Really want to use colour? No problem, colours are fun! Try this:

HairEyeColor %>% 
    as_tibble() %>% 
    uncount(n) %>% 
    ggplot(aes(Hair)) +
    facet_wrap(~Sex) +
    geom_bar(fill="#D95F02") +
    theme_bw() +
    ggtitle("Do this.")

  • Delegate numeric details to an appendix, not the graph (or omit entirely).
HairEyeColor %>% 
    as_tibble() %>% 
    uncount(n) %>% 
    count(Hair) %>% 
    ggplot(aes(Hair, n)) +
    geom_col() +
    geom_text(aes(label=n), vjust=-0.1) +
    theme_bw() +
    labs(x="Hair colour", y="count", 
         title="Are the bar numbers AND y-axis really needed?")
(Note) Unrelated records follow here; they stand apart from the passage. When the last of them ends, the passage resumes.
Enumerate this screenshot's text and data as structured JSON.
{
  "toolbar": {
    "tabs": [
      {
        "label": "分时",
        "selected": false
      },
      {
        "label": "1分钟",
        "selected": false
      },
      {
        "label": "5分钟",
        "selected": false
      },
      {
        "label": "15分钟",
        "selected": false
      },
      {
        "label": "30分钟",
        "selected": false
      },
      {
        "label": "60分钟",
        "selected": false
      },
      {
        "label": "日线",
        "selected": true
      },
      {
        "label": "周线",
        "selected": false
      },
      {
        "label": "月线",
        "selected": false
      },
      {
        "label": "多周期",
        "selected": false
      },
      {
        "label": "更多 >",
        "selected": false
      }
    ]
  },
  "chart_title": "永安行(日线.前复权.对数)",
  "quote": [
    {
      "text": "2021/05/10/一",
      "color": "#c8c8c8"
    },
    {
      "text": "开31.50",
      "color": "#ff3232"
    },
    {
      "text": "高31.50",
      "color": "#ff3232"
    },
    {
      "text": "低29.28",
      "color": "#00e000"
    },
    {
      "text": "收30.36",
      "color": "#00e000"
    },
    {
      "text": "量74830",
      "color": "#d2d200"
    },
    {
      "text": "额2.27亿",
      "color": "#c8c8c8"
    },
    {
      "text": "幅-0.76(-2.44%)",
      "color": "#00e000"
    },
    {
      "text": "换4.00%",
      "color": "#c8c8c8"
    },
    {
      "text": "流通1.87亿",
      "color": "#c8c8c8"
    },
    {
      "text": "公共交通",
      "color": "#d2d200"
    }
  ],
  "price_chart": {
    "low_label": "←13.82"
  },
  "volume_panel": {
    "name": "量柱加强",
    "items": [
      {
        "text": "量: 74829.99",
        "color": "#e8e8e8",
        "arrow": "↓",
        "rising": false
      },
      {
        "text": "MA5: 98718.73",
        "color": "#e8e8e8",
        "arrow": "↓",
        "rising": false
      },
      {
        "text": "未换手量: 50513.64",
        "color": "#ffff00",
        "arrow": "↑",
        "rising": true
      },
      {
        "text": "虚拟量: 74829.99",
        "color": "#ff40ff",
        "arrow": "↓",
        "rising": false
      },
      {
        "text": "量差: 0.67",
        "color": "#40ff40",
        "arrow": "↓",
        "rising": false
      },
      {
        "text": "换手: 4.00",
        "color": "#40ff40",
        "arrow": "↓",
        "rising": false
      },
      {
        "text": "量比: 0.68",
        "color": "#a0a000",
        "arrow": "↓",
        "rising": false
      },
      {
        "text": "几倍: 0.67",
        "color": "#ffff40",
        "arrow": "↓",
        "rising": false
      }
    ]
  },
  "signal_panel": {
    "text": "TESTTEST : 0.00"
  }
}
7 Choose Human-Interpretable Aesthetic Mappings and Geom’s

plot_beav2 <- bind_rows(
    mutate(beaver1, beaver = "Beaver 1"), 
    mutate(beaver2, beaver = "Beaver 2")
) %>% 
    group_by(beaver) %>% 
    summarize(med = median(temp)) %>% 
    ggplot(aes(beaver, med)) +
    theme_bw() +
    xlab("") +
    ylab("Body Temperature\n(Celsius)")
cowplot::plot_grid(
    plot_beav2 +
        geom_col() +
        ggtitle("Don't do this."),
    plot_beav2 +
        geom_point() +
        ggtitle("Do this.")
)

(Yes, that’s really all the info you’re conveying. Own it.)
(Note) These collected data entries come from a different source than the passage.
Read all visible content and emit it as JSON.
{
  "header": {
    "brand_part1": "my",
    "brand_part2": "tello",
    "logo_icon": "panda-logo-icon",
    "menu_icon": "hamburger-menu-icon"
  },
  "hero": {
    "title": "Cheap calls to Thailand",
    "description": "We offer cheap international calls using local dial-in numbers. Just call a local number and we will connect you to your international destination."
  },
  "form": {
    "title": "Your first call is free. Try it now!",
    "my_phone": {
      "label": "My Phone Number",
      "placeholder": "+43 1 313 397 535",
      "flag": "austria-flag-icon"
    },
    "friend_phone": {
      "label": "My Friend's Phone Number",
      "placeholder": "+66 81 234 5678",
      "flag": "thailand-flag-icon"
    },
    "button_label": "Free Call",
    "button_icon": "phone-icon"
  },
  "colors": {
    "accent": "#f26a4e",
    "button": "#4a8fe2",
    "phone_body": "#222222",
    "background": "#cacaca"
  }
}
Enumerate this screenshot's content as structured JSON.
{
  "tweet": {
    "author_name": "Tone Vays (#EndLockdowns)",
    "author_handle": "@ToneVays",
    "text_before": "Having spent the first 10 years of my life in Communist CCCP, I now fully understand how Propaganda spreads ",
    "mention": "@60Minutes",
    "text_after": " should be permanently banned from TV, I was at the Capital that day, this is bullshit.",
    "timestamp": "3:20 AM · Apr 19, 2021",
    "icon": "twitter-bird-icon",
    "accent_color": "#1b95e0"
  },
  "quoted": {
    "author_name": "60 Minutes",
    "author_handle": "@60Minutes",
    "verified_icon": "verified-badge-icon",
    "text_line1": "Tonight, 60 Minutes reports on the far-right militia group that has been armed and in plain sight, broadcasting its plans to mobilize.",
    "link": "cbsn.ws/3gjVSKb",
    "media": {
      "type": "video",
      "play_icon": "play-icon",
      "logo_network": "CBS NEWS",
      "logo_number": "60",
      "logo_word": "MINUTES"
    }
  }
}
plot_iris <- ggplot(iris, aes(Sepal.Width, Sepal.Length)) +
    geom_jitter(aes(colour=Species)) +
    theme_bw() +
    theme(legend.position = "bottom")
cowplot::plot_grid(
    plot_iris +
        scale_colour_manual(values=c("brown", "gray", "yellow")) +
        ggtitle("Don't do this."),
    plot_iris +
        scale_colour_brewer(palette="Dark2") +
        ggtitle("Leave it to an expert.\nDo this.")
)

8 Consider Zero

Are you comparing data across groups? Consider what a meaningful distance measure might be between two groups.
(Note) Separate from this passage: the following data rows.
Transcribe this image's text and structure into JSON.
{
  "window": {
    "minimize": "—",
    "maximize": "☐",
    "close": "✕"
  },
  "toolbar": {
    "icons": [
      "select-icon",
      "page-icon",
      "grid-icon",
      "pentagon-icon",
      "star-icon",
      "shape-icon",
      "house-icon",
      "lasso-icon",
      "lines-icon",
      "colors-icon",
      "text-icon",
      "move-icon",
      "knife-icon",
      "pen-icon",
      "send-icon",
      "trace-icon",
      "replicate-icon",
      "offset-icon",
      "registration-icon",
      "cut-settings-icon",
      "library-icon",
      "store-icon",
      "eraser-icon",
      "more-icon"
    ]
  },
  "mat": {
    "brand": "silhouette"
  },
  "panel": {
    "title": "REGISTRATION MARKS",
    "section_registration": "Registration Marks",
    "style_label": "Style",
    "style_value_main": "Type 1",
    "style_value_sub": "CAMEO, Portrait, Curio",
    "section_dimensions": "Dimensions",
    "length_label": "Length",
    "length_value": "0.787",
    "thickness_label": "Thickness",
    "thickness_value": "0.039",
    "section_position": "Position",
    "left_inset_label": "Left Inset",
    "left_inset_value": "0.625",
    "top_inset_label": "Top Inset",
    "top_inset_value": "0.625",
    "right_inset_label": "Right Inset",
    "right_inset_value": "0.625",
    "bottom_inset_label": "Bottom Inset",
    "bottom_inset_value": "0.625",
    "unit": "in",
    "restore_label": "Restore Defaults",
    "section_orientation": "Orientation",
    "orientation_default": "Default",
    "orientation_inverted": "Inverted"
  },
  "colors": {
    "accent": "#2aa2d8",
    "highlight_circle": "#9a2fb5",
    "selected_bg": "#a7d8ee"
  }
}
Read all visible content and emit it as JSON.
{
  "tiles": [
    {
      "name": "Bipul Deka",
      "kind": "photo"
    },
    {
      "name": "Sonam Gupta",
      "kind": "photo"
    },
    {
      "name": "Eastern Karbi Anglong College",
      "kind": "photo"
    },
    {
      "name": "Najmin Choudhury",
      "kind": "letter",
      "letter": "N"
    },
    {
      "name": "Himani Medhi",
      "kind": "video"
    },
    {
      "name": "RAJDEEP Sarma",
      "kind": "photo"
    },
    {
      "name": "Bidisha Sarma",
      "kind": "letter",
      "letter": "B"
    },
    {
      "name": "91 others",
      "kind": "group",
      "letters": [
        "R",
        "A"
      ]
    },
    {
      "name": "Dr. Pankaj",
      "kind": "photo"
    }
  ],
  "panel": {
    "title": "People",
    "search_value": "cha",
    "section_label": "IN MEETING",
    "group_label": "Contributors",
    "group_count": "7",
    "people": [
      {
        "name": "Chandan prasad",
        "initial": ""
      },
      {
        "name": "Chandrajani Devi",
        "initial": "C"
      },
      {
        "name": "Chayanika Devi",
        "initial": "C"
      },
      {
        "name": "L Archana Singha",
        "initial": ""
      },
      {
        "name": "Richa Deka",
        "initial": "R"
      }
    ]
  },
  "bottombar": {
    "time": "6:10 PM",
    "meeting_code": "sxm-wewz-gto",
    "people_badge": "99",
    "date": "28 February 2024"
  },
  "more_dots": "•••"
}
Are differences meaningful, and proportions not? Example: temperature. Zero doesn’t matter.

plot_beav <- bind_rows(
    mutate(beaver1, beaver = "Beaver 1"), 
    mutate(beaver2, beaver = "Beaver 2")
) %>% 
    ggplot(aes(beaver, temp)) +
    geom_violin() +
    geom_jitter(alpha=0.25) +
    theme_bw() +
    xlab("") +
    ylab("Body Temperature\n(Celsius)")
cowplot::plot_grid(
    plot_beav + 
        ggtitle("This."), 
    plot_beav + 
        ylim(c(0,NA)) +
        ggtitle("Not This.")
)

Are proportions meaningful, and differences not? Example: counts.

HairEyeColor %>% 
    as_tibble() %>% 
    uncount(n) %>% 
    ggplot(aes(Hair)) +
    geom_bar() +
    theme_bw() +
    ggtitle("Keep this starting from 0.")

Want to convey absolute life expectancies, in addition to relative life expectancies? Show 0.

ggplot(gapminder, aes(continent, lifeExp)) +
    geom_boxplot() +
    ylim(c(0, NA)) +
    geom_hline(yintercept = 0,
               linetype = "dashed")

9 Order factors

It’s easier to see rankings. See this STAT 545 example by Jenny Bryan. Use forcats!